她不再叫阮先生,而是直接呼阮明生的名字。
阮明生倒也没感觉不妥。
师徒如父子,这是靖帮的帮规。
“叔爷说的是!”阮明生立马道,“那小子是该死!只是,请叔爷在督军面前美言几句,饶他一条狗命……”
“你开了口,我理应帮忙的。”阿蕙道,“可督军倘若问我,阮明生的小舅子为何到督军府做了厨子,这叫我怎么回答?明生,我听说你在杭州府也是有头有脸的人物啊。
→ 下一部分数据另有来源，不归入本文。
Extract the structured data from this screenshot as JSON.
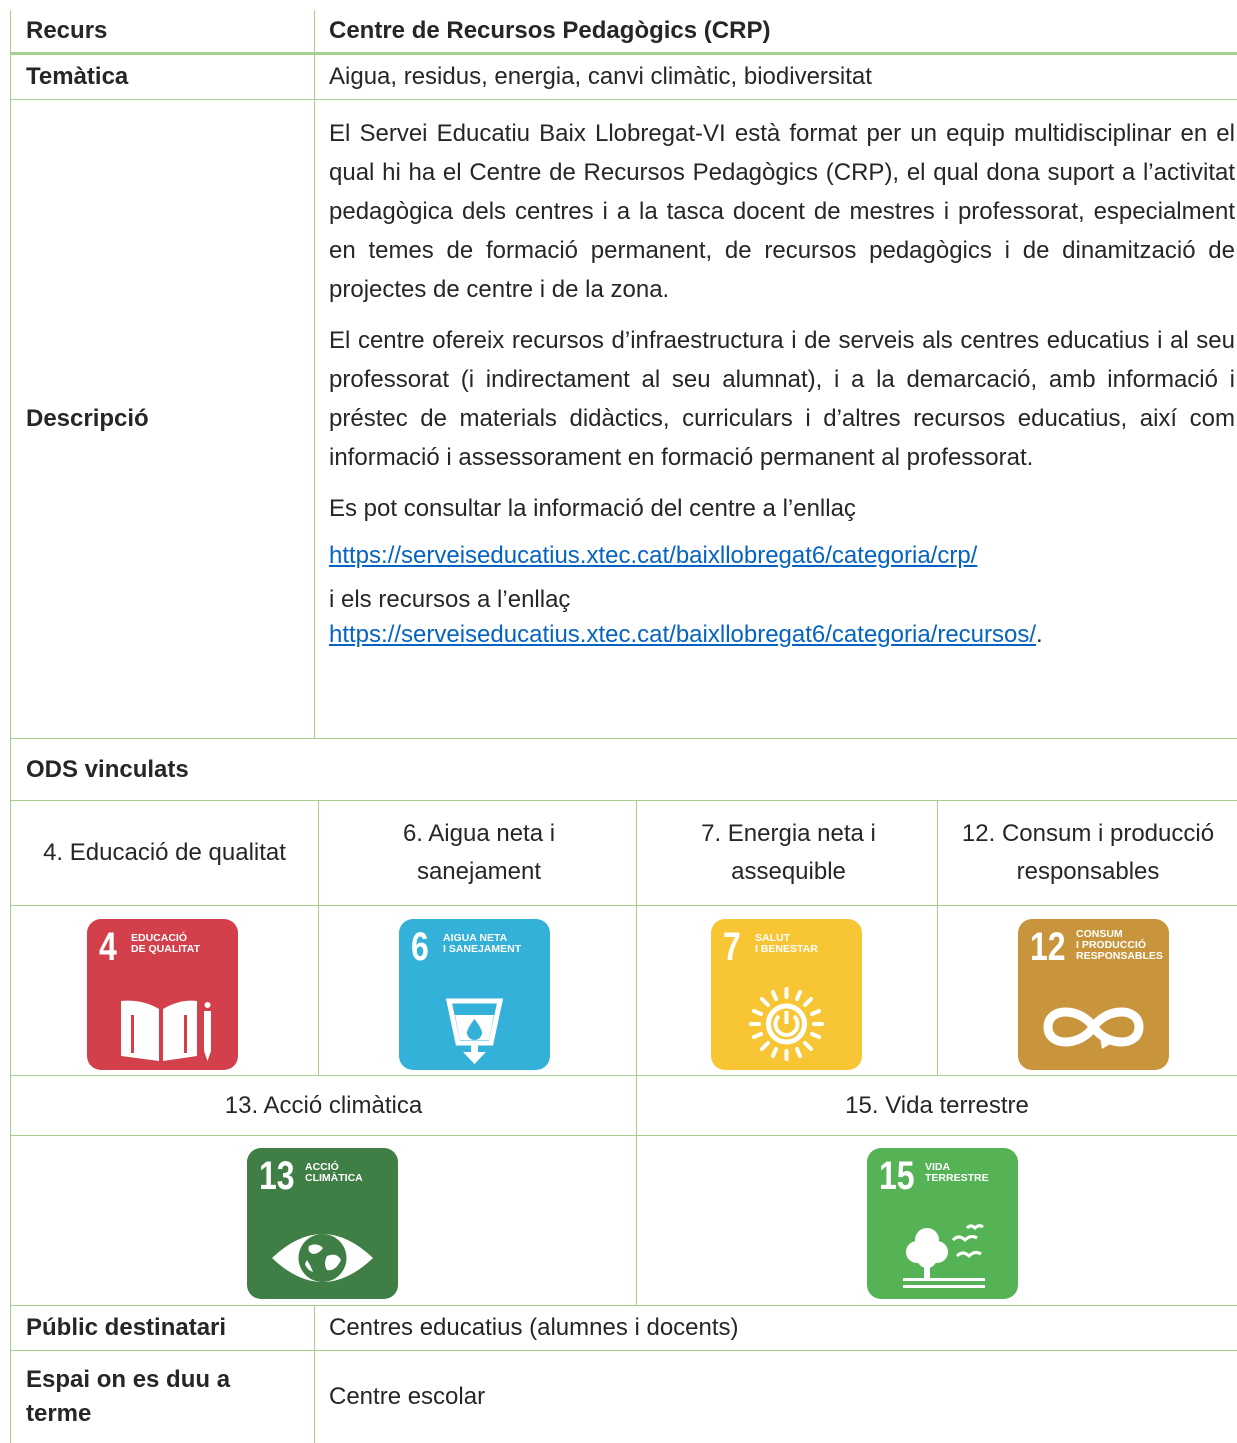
{
  "header": {
    "label": "Recurs",
    "value": "Centre de Recursos Pedagògics (CRP)"
  },
  "tematica": {
    "label": "Temàtica",
    "value": "Aigua, residus, energia, canvi climàtic, biodiversitat"
  },
  "descripcio": {
    "label": "Descripció",
    "paragraph1": "El Servei Educatiu Baix Llobregat-VI està format per un equip multidisciplinar en el qual hi ha el Centre de Recursos Pedagògics (CRP), el qual dona suport a l’activitat pedagògica dels centres i a la tasca docent de mestres i professorat, especialment en temes de formació permanent, de recursos pedagògics i de dinamització de projectes de centre i de la zona.",
    "paragraph2": "El centre ofereix recursos d’infraestructura i de serveis als centres educatius i al seu professorat (i indirectament al seu alumnat), i a la demarcació, amb informació i préstec de materials didàctics, curriculars i d’altres recursos educatius, així com informació i assessorament en formació permanent al professorat.",
    "paragraph3": "Es pot consultar la informació del centre a l’enllaç",
    "link1": "https://serveiseducatius.xtec.cat/baixllobregat6/categoria/crp/",
    "paragraph4": "i els recursos a l’enllaç",
    "link2": "https://serveiseducatius.xtec.cat/baixllobregat6/categoria/recursos/",
    "link2_suffix": "."
  },
  "ods": {
    "label": "ODS vinculats",
    "row1": [
      "4. Educació de qualitat",
      "6. Aigua neta i sanejament",
      "7. Energia neta i assequible",
      "12. Consum i producció responsables"
    ],
    "row2": [
      "13. Acció climàtica",
      "15. Vida terrestre"
    ],
    "icons": [
      {
        "number": "4",
        "caption1": "EDUCACIÓ",
        "caption2": "DE QUALITAT",
        "color": "#d3404b",
        "icon": "book-pencil-icon"
      },
      {
        "number": "6",
        "caption1": "AIGUA NETA",
        "caption2": "I SANEJAMENT",
        "color": "#34b1d9",
        "icon": "water-drop-icon"
      },
      {
        "number": "7",
        "caption1": "SALUT",
        "caption2": "I BENESTAR",
        "color": "#f8c634",
        "icon": "sun-power-icon"
      },
      {
        "number": "12",
        "caption1": "CONSUM",
        "caption2": "I PRODUCCIÓ",
        "caption3": "RESPONSABLES",
        "color": "#c8953c",
        "icon": "infinity-icon"
      },
      {
        "number": "13",
        "caption1": "ACCIÓ",
        "caption2": "CLIMÀTICA",
        "color": "#3f7e44",
        "icon": "eye-globe-icon"
      },
      {
        "number": "15",
        "caption1": "VIDA",
        "caption2": "TERRESTRE",
        "color": "#56b355",
        "icon": "tree-birds-icon"
      }
    ]
  },
  "public": {
    "label": "Públic destinatari",
    "value": "Centres educatius (alumnes i docents)"
  },
  "espai": {
    "label": "Espai on es duu a terme",
    "value": "Centre escolar"
  }
}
”
这无疑是这桩案子最大的隐晦了。
阮明生把自己的小舅子安排到廖督军府,难道不是对廖士尧的蔑视?
安插探子就算了,居然安自己的小舅子,这不是欺负人吗?卧榻之侧岂容他人鼾睡?
难道想让廖士尧对阮明生的小舅子敬若上宾?
在廖士尧眼里,这是阮明生的挑衅!
换了谁都不能忍!
他岂会轻易放过三胖子?他若是不接下阮明生的挑衅,那么杭州府地界的人,谁还把廖士尧放在眼里?
阿蕙不是政客,也懂这些把戏,何况廖士尧?
放人是可以的,但是不是一言两语能说妥的事情。
阿蕙就挑明了跟阮明生说,免得阮明生以为阿蕙没有能力、不肯帮忙,从而小瞧她。
她可以帮忙,只要阮明生能把他小舅子为何出现在督军府、还私藏鸦片的问题解释清楚!
也可以不解释。只要他愿意付出更高的代价!
师傅告诉过阿蕙,辈分越高,就需要本事越高,否则旁人不仅仅小瞧阿蕙,还会小瞧阿蕙的师傅!
阿蕙不说给师门增光,断乎不敢给师门抹黑的!
这就是为何她一路上那么辛苦逃到杭州府。却也不敢暴露身份去找靖帮的人。
只要她亮出身份,一路上各地的靖帮自然会保护她。
可是似过街老鼠的赵嘉蕙,把自己的尊严放在哪里?把叔爷这份身份放在何处?又让师傅以后如何在靖帮中自处?
旁人说起陈淮小,只会轻蔑笑着说:孤傲那么久,不肯收徒。好不容易收了徒弟,结果是个女人,还是个没用的女人。没有为靖帮出力。反而需要徒子徒孙的保护!
这就丑大了!
混江湖的,最看重体面!
今日既然问了阮明生的身份,阿蕙就是打算帮忙的。
虽然是件小事情,只要她周旋成功了,也是她卖给阮明生一个人情。
世道太乱了,哪里都需要旁人的相助。